Setup, audit, planning, package validation, and offline validation do not run GPU jobs, simulators, W&B/network calls, or training entry points. Training remains blocked unless the active study contract, normally .rlxp/tasks/<task_id>/studies/<study_id>/contract.yaml, records explicit approval for:

• task definition
• primary metric and guardrails
• tuning scope
• wall-clock/GPU budget
• hardware target
• baseline command
• evaluation protocol
• an approved experiment inside the confirmed scope and budget

Generated .rlxp/ state belongs in the target RL repository, not in this plugin package except temporary validation fixtures.

The only bundled script allowed to launch an experiment command is plugins/rl-experiment-assistant/scripts/rlxp_autoloop_runner.py. It re-reads the active contract and candidate, checks launch gates, requires --execute --confirm RUN_CANDIDATE, records lifecycle state, and writes runner ledger events. All other helper scripts, including loop-step, queue, probe, monitoring, scoring, audit, and validation helpers, remain dry-run or artifact-only helpers; they must not be treated as alternate launch paths.

Layout

.
├── .agents/plugins/marketplace.json
├── .claude-plugin/marketplace.json
└── plugins/rl-experiment-assistant/
    ├── .codex-plugin/plugin.json
    ├── .claude-plugin/plugin.json
    ├── skills/
    ├── agents/
    ├── docs/
    ├── scripts/
    ├── templates/
    └── examples/

Install In Codex

From this package root:

codex plugin marketplace add .

Then open /plugins, install or update local-rl-experiment-assistant / rl-experiment-assistant, and start a fresh Codex session. The distributable manifests advertise version 0.2.0, so reload or reinstall the local plugin after pulling this commit.

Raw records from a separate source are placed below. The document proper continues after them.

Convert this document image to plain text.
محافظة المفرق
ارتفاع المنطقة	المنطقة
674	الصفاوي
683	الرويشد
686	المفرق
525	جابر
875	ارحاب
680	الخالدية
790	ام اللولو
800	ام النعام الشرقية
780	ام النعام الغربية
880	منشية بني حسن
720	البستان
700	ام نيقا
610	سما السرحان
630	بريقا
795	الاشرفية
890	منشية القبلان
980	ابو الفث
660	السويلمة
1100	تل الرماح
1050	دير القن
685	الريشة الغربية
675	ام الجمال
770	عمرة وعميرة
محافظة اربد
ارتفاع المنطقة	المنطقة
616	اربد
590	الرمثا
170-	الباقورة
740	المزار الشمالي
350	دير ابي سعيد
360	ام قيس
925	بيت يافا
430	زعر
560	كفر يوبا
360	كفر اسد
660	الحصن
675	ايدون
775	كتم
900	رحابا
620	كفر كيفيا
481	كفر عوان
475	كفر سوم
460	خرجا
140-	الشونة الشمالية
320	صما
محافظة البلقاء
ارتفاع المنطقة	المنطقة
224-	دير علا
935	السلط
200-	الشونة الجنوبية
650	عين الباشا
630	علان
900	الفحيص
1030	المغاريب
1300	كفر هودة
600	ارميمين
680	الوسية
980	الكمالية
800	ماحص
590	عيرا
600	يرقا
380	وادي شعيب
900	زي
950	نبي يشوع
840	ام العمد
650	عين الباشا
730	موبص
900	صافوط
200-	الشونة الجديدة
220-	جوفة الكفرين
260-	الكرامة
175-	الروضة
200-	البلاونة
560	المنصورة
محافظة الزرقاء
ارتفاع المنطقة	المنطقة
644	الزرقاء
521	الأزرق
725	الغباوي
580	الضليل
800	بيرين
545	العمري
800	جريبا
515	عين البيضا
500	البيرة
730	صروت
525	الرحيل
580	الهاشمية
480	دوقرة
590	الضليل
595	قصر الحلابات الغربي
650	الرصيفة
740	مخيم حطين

Typical request from a target RL repository:

Use RL Experiment Assistant to audit this RL codebase. Prepare the task card, metric candidates, tuning scope, budget questions, and .rlxp report skeleton. Do not launch training.

After a contract explicitly approves autonomous operation, use the autoloop entry point instead of manually invoking a separate skill after every run:

Use $rlxp-autoloop. Resume from the current .rlxp state and continue until the approved budget or stopping rule is reached.

To initialize state through the plugin, ask the agent directly:

Use RL Experiment Assistant to initialize .rlxp for this repository, then audit the RL task and prepare the first experiment plan. Use the current working directory as the target repository. Do not launch training.

Install In Claude Code

From this package root:

claude plugin marketplace add .

Then in Claude Code:

/plugin install rl-experiment-assistant@local-rl-experiment-assistant
/reload-plugins

Development fallback without marketplace installation:

claude --plugin-dir ./plugins/rl-experiment-assistant

Claude-specific agents are additive wrappers around the same contract-gated rlxp-* skills:

• experiment-director: coordinates task audit, study contract, autoloop, candidate lifecycle, and launch gates.
• metrics-analyst: validates run evidence, monitoring output, reward reflection, audits, held-out metrics, and guardrails.
• reward-reviewer: reviews reward/curriculum/domain-randomization candidates before validation and deployment.

Target Repository Setup

Normal setup is agent-driven. The user should not need to run the bundled Python helpers by hand. Ask Codex or Claude Code to initialize the target repository, and the plugin skill should resolve the installed plugin root, run the helper internally, and write .rlxp/ into the target RL repository.

Good prompt:

Use RL Experiment Assistant to initialize .rlxp for /path/to/target-rl-repo with project name <project-name>. Audit the codebase and leave training blocked until the contract is confirmed.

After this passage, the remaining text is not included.